The new family, who in the interest of the girls’ privacy will be identified by the initial of their surname, L., lived in Harlem and were appealing foster parents. According to case documents, he is now 75, a retired nursing aide and hospital police officer. His wife is 46 and no longer works for health reasons. During a previous marriage, she was devastated when she lost a baby 10 days after birth. They listed income of $52,000. They bought the girls new clothes and toys, and lavished them with attention.

The very next visit with Ms. Hill, J. was uninterested in seeing her mother. She said she preferred to be with her foster parents.

But at a subsequent visit, according to court testimony, J. cried and repeatedly begged Ms. Hill to take her home.

Mr. and Mrs. L. would not comment, nor would Craig Marshall, the current lawyer for the girls.

In July 2006, the girls spent the day at Ms. Hill’s home, and N., then 7, went to the store to buy soda, then had trouble getting back into the building. Ms. Hill said older friends accompanied her; N. told her caseworker she went alone.
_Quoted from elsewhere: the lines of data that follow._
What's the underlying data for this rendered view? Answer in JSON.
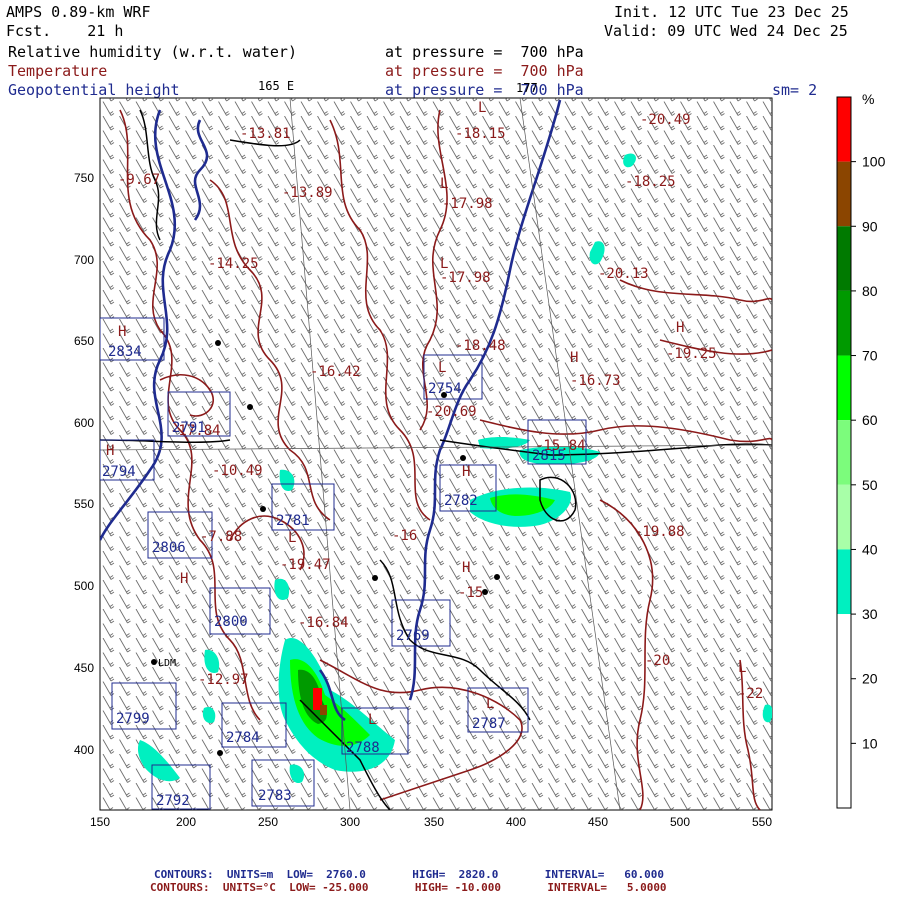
{
  "header": {
    "model": "AMPS 0.89-km WRF",
    "forecast": "Fcst.    21 h",
    "init": "Init. 12 UTC Tue 23 Dec 25",
    "valid": "Valid: 09 UTC Wed 24 Dec 25",
    "field_rh": "Relative humidity (w.r.t. water)",
    "field_temp": "Temperature",
    "field_geo": "Geopotential height",
    "pressure_rh": "at pressure =  700 hPa",
    "pressure_temp": "at pressure =  700 hPa",
    "pressure_geo": "at pressure =  700 hPa",
    "lon_label": "165 E",
    "lat_label": "177",
    "smoothing": "sm= 2"
  },
  "axes": {
    "x_ticks": [
      "150",
      "200",
      "250",
      "300",
      "350",
      "400",
      "450",
      "500",
      "550"
    ],
    "y_ticks": [
      "750",
      "700",
      "650",
      "600",
      "550",
      "500",
      "450",
      "400"
    ]
  },
  "colorbar": {
    "unit": "%",
    "labels": [
      "100",
      "90",
      "80",
      "70",
      "60",
      "50",
      "40",
      "30",
      "20",
      "10"
    ],
    "colors": [
      "#ff0000",
      "#8b4500",
      "#007a00",
      "#009a00",
      "#00ff00",
      "#7cfc7c",
      "#a8ffa8",
      "#00f0c0",
      "#ffffff",
      "#ffffff",
      "#ffffff"
    ]
  },
  "map_labels": {
    "temperature": [
      {
        "text": "-18.15"
      },
      {
        "text": "-20.49"
      },
      {
        "text": "-9.67"
      },
      {
        "text": "-13.81"
      },
      {
        "text": "-13.89"
      },
      {
        "text": "-17.98"
      },
      {
        "text": "-18.25"
      },
      {
        "text": "-14.25"
      },
      {
        "text": "-17.98"
      },
      {
        "text": "-20.13"
      },
      {
        "text": "-18.48"
      },
      {
        "text": "-19.25"
      },
      {
        "text": "-16.42"
      },
      {
        "text": "-16.73"
      },
      {
        "text": "-20.69"
      },
      {
        "text": "-10.49"
      },
      {
        "text": "-19.88"
      },
      {
        "text": "-7.88"
      },
      {
        "text": "-19.47"
      },
      {
        "text": "-16.84"
      },
      {
        "text": "-12.97"
      },
      {
        "text": "-20"
      },
      {
        "text": "-22"
      },
      {
        "text": "-15"
      },
      {
        "text": "-16"
      },
      {
        "text": "-17.84"
      },
      {
        "text": "-15.84"
      }
    ],
    "height": [
      {
        "text": "2834"
      },
      {
        "text": "2754"
      },
      {
        "text": "2791"
      },
      {
        "text": "2794"
      },
      {
        "text": "2781"
      },
      {
        "text": "2806"
      },
      {
        "text": "2800"
      },
      {
        "text": "2799"
      },
      {
        "text": "2784"
      },
      {
        "text": "2788"
      },
      {
        "text": "2787"
      },
      {
        "text": "2792"
      },
      {
        "text": "2783"
      },
      {
        "text": "2769"
      },
      {
        "text": "2815"
      },
      {
        "text": "2782"
      }
    ],
    "highs_lows": [
      "L",
      "L",
      "L",
      "H",
      "H",
      "H",
      "L",
      "L",
      "H",
      "L",
      "H",
      "L",
      "H",
      "H",
      "L"
    ],
    "station": "LDM"
  },
  "footer": {
    "line1": "CONTOURS:  UNITS=m  LOW=  2760.0       HIGH=  2820.0       INTERVAL=   60.000",
    "line2": "CONTOURS:  UNITS=°C  LOW= -25.000       HIGH= -10.000       INTERVAL=   5.0000"
  }
}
The agency suspended home visits for months. The caseworker later testified that he looked into the incident but made no notes in the file.
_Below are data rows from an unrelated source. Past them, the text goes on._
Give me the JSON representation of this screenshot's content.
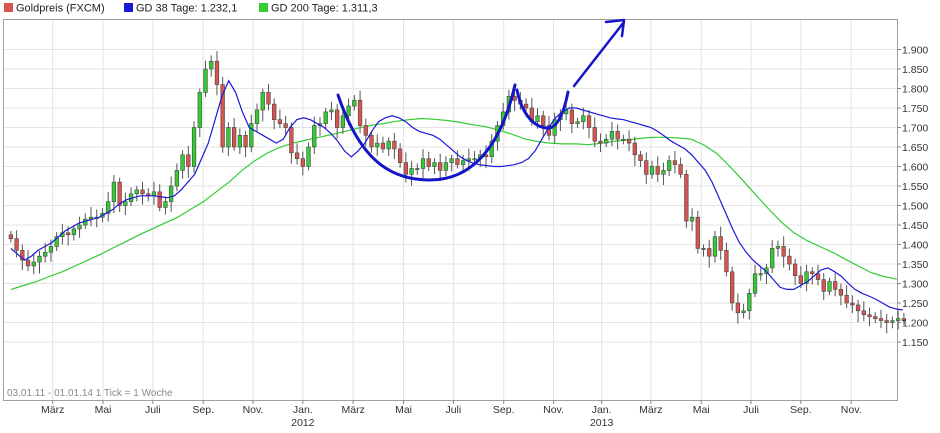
{
  "chart_data": {
    "type": "candlestick",
    "legend": [
      {
        "label": "Goldpreis (FXCM)",
        "color": "#d9534f"
      },
      {
        "label": "GD 38 Tage: 1.232,1",
        "color": "#1a1ad6"
      },
      {
        "label": "GD 200 Tage: 1.311,3",
        "color": "#33cc33"
      }
    ],
    "footer": "03.01.11 - 01.01.14   1 Tick = 1 Woche",
    "y_ticks": [
      "1.900",
      "1.850",
      "1.800",
      "1.750",
      "1.700",
      "1.650",
      "1.600",
      "1.550",
      "1.500",
      "1.450",
      "1.400",
      "1.350",
      "1.300",
      "1.250",
      "1.200",
      "1.150"
    ],
    "y_tick_values": [
      1900,
      1850,
      1800,
      1750,
      1700,
      1650,
      1600,
      1550,
      1500,
      1450,
      1400,
      1350,
      1300,
      1250,
      1200,
      1150
    ],
    "ylim": [
      1125,
      1935
    ],
    "x_range_weeks": [
      0,
      156
    ],
    "x_ticks": [
      {
        "label": "März",
        "week": 8.5
      },
      {
        "label": "Mai",
        "week": 17.3
      },
      {
        "label": "Juli",
        "week": 26
      },
      {
        "label": "Sep.",
        "week": 34.8
      },
      {
        "label": "Nov.",
        "week": 43.5
      },
      {
        "label": "Jan.",
        "week": 52.2,
        "year": "2012"
      },
      {
        "label": "März",
        "week": 61
      },
      {
        "label": "Mai",
        "week": 69.8
      },
      {
        "label": "Juli",
        "week": 78.5
      },
      {
        "label": "Sep.",
        "week": 87.3
      },
      {
        "label": "Nov.",
        "week": 96
      },
      {
        "label": "Jan.",
        "week": 104.4,
        "year": "2013"
      },
      {
        "label": "März",
        "week": 113
      },
      {
        "label": "Mai",
        "week": 121.8
      },
      {
        "label": "Juli",
        "week": 130.5
      },
      {
        "label": "Sep.",
        "week": 139.2
      },
      {
        "label": "Nov.",
        "week": 148
      }
    ],
    "grid": true,
    "close_series": [
      1415,
      1385,
      1360,
      1345,
      1355,
      1370,
      1380,
      1395,
      1420,
      1430,
      1425,
      1440,
      1450,
      1465,
      1470,
      1470,
      1480,
      1510,
      1560,
      1500,
      1510,
      1530,
      1540,
      1530,
      1525,
      1535,
      1495,
      1510,
      1550,
      1590,
      1630,
      1600,
      1700,
      1790,
      1850,
      1870,
      1810,
      1650,
      1700,
      1650,
      1680,
      1650,
      1710,
      1745,
      1790,
      1760,
      1720,
      1710,
      1700,
      1635,
      1620,
      1600,
      1650,
      1705,
      1710,
      1740,
      1745,
      1700,
      1730,
      1755,
      1770,
      1705,
      1680,
      1650,
      1660,
      1645,
      1665,
      1645,
      1610,
      1580,
      1595,
      1595,
      1620,
      1600,
      1610,
      1590,
      1610,
      1620,
      1605,
      1615,
      1620,
      1620,
      1630,
      1625,
      1665,
      1705,
      1740,
      1780,
      1770,
      1760,
      1750,
      1715,
      1730,
      1705,
      1680,
      1720,
      1735,
      1745,
      1710,
      1715,
      1730,
      1700,
      1665,
      1660,
      1670,
      1690,
      1670,
      1670,
      1660,
      1630,
      1615,
      1580,
      1600,
      1580,
      1590,
      1615,
      1605,
      1580,
      1460,
      1470,
      1390,
      1390,
      1370,
      1420,
      1385,
      1330,
      1250,
      1225,
      1230,
      1275,
      1325,
      1325,
      1340,
      1390,
      1395,
      1370,
      1350,
      1320,
      1300,
      1330,
      1325,
      1310,
      1280,
      1305,
      1285,
      1270,
      1250,
      1245,
      1230,
      1220,
      1215,
      1210,
      1205,
      1200,
      1205,
      1210,
      1205
    ],
    "gd38_series": [
      1390,
      1375,
      1360,
      1370,
      1385,
      1395,
      1405,
      1420,
      1435,
      1445,
      1455,
      1460,
      1465,
      1470,
      1480,
      1490,
      1505,
      1515,
      1520,
      1525,
      1525,
      1525,
      1522,
      1520,
      1525,
      1540,
      1560,
      1580,
      1620,
      1660,
      1720,
      1780,
      1820,
      1790,
      1740,
      1700,
      1690,
      1680,
      1670,
      1660,
      1670,
      1700,
      1720,
      1725,
      1720,
      1710,
      1700,
      1685,
      1665,
      1640,
      1625,
      1640,
      1660,
      1690,
      1715,
      1725,
      1730,
      1725,
      1715,
      1700,
      1690,
      1685,
      1680,
      1670,
      1655,
      1640,
      1625,
      1615,
      1608,
      1604,
      1602,
      1600,
      1600,
      1602,
      1605,
      1610,
      1620,
      1640,
      1670,
      1700,
      1725,
      1740,
      1750,
      1750,
      1745,
      1740,
      1735,
      1730,
      1725,
      1722,
      1720,
      1715,
      1710,
      1705,
      1700,
      1690,
      1678,
      1665,
      1655,
      1645,
      1630,
      1610,
      1590,
      1560,
      1520,
      1480,
      1440,
      1405,
      1380,
      1360,
      1345,
      1330,
      1310,
      1290,
      1285,
      1285,
      1295,
      1305,
      1320,
      1335,
      1340,
      1330,
      1318,
      1300,
      1285,
      1275,
      1268,
      1260,
      1250,
      1240,
      1235,
      1232
    ],
    "gd200_series": [
      1285,
      1295,
      1305,
      1318,
      1330,
      1345,
      1360,
      1375,
      1392,
      1408,
      1425,
      1440,
      1455,
      1470,
      1490,
      1510,
      1535,
      1560,
      1590,
      1615,
      1635,
      1650,
      1660,
      1668,
      1675,
      1682,
      1690,
      1698,
      1705,
      1710,
      1716,
      1720,
      1723,
      1721,
      1718,
      1713,
      1707,
      1702,
      1693,
      1683,
      1671,
      1664,
      1660,
      1658,
      1658,
      1656,
      1660,
      1665,
      1668,
      1672,
      1675,
      1675,
      1673,
      1670,
      1655,
      1633,
      1600,
      1565,
      1528,
      1492,
      1458,
      1430,
      1410,
      1395,
      1380,
      1362,
      1345,
      1328,
      1318,
      1311
    ]
  }
}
The following month, Darnell, Jmapie and Matthew were returned to Ms. Hill. They never went back into foster care.

The intention, Ms. Hill said she was told, was for a staggered return of the children, the boys first, the girls next. Ms. Hill saw her family as “like a pie and you’ve got two pieces missing.”

The possibility of the girls being entrusted to Mr. McDonald or Nieama Baxter, Ms. Hill’s oldest child, was raised, but evaporated.

As time passed, the girls seemed increasingly smitten with their new setting. Records show the foster parents took the girls to Disney World, and gave them for Christmas what the girls summarized as everything that they asked for.

In time, the foster family expressed interest in adopting them. For the most part, caseworker reports were quite positive, and the Children’s Village agreed. Ms. Hill was firmly opposed. In April 2008, the Children’s Village filed a petition to terminate Ms. Hill’s parental rights.

This happened even though a caseworker — one of a revolving cast — testified that visits with Ms. Hill were going well.

That same month, without a court order, the agency halted visits between the girls and Ms. Hill, after it got a report from a therapist. The therapist wrote that the foster mother said the girls had been physically abused by Ms. Hill. The report said the girls felt anxious and threatened around their mother and wanted to stop seeing her. The therapist recommended that visits end. She never spoke to Ms. Hill.

Ms. Hill said she was also told by her caseworker that her daughters didn’t want letters, gifts or phone calls from her.

At this point, Ms. Hill had a new lawyer, Stacy Charland from the Bronx Defenders, a nonprofit group that represents most of the indigent parents in Bronx foster care cases. She challenged the agency’s decision. In early September 2008, a court referee ruled that the agency had to begin “therapeutic visits” between Ms. Hill and her daughters.